Ashish Dutt bio photo By Ashish Dutt

Introduction

Recently, I stepped into the AWS ecosystem to learn and explore its capabilities. I’m documenting my experiences in these series of posts. Hopefully, they will serve as a reference point to me in future or for anyone else following this path. The objective of this post is, to understand how to create a data pipeline. Read on to see how I did it. Certainly, there can be much more efficient ways, and I hope to find them too. If you know such better method’s, please suggest them in the comments section.

How to upload external data in Amazon AWS S3

Step 1: In the AWS S3 user management console, click on your bucket name.

plot1

Step 2: Use the upload tab to upload external data into your bucket.

plot2

Step 3: Once the data is uploaded, click on it. In the Overview tab, at the bottom of the page you’ll see, Object Url. Copy this url and paste it in notepad.

plot3

Step 4:

Now click on the Permissions tab.

Under the section, Public access, click on the radio button Everyone. It will open up a window.

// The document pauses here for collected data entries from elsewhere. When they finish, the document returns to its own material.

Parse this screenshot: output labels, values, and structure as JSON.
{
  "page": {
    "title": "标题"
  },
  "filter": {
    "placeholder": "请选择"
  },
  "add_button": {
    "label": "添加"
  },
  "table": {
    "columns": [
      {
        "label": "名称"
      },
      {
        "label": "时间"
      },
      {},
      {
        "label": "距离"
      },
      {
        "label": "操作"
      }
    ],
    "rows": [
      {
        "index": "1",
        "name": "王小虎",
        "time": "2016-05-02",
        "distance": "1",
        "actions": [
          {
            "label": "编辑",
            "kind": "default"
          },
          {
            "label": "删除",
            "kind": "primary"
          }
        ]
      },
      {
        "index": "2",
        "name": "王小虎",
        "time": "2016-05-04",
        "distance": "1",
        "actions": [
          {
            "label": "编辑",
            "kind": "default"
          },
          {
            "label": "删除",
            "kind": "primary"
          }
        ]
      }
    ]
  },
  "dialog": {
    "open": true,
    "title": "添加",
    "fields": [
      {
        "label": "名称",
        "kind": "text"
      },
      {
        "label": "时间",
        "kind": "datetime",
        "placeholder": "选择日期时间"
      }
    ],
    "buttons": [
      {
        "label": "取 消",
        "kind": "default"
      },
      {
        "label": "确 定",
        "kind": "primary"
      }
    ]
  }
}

Put a checkmark on Read object permissions in Access to this objects ACL. This will give access to reading the data from the given object url.

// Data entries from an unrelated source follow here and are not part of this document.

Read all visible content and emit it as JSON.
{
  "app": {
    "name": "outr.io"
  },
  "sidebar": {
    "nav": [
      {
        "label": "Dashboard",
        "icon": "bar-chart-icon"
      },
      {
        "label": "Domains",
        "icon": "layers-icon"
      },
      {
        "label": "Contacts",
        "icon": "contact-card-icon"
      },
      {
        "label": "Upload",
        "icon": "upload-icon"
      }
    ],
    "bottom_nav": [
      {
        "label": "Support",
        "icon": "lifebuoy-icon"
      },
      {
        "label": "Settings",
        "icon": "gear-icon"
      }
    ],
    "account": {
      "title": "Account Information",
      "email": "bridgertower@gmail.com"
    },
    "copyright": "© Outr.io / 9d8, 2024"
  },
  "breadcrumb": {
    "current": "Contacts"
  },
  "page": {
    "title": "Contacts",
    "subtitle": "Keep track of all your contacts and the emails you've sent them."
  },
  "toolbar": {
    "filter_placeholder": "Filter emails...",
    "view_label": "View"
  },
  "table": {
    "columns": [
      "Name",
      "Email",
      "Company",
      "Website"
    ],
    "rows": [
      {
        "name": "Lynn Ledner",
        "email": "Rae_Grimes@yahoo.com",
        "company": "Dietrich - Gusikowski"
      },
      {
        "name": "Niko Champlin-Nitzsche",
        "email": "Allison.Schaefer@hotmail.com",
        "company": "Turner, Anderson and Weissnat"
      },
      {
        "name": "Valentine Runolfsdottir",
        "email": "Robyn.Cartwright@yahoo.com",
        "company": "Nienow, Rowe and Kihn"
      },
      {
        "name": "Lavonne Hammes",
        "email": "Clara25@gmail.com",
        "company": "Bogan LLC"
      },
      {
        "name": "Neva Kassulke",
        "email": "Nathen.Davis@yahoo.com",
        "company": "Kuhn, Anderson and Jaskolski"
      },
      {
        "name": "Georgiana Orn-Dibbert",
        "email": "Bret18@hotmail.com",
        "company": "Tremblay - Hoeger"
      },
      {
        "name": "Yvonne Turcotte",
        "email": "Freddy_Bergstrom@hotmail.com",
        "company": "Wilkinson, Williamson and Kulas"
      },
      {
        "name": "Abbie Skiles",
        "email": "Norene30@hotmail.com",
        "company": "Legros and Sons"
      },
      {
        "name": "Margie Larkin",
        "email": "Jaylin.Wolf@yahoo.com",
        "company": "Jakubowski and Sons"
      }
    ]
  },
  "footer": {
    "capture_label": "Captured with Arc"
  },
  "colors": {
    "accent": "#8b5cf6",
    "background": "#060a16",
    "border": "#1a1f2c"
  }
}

Note: Do not give write object permission access. Also, if read access is not given then the data cannot be read by Sagemaker

plot4

AWS Sagemaker for consuming S3 data

Step 5

  • Open AWS Sagemaker.

  • From the Sagemaker dashboard, click on the button create a notebook instance. I have already created one as shown below.

plot5

  • click on Open Jupyter tab

Step 6

  • In Sagemaker Jupyter notebook interface, click on the New tab (see screenshot) and choose the programming environment of your choice.

plot6

Step 7

  • Read the data in the programming environment. I have chosen R in step 6.

plot7

Accessing data in S3 bucket with python

There are two methods to access the data file;

  1. The Client method
  2. The Object URL method

See this IPython notebook for details.

AWS Data pipeline

To build an AWS Data pipeline, following steps need to be followed;

  • Ensure the user has the required IAM Roles. See this AWS documentation
  • To use AWS Data Pipeline, you create a pipeline definition that specifies the business logic for your data processing. A typical pipeline definition consists of activities that define the work to perform, data nodes that define the location and type of input and output data, and a schedule that determines when the activities are performed.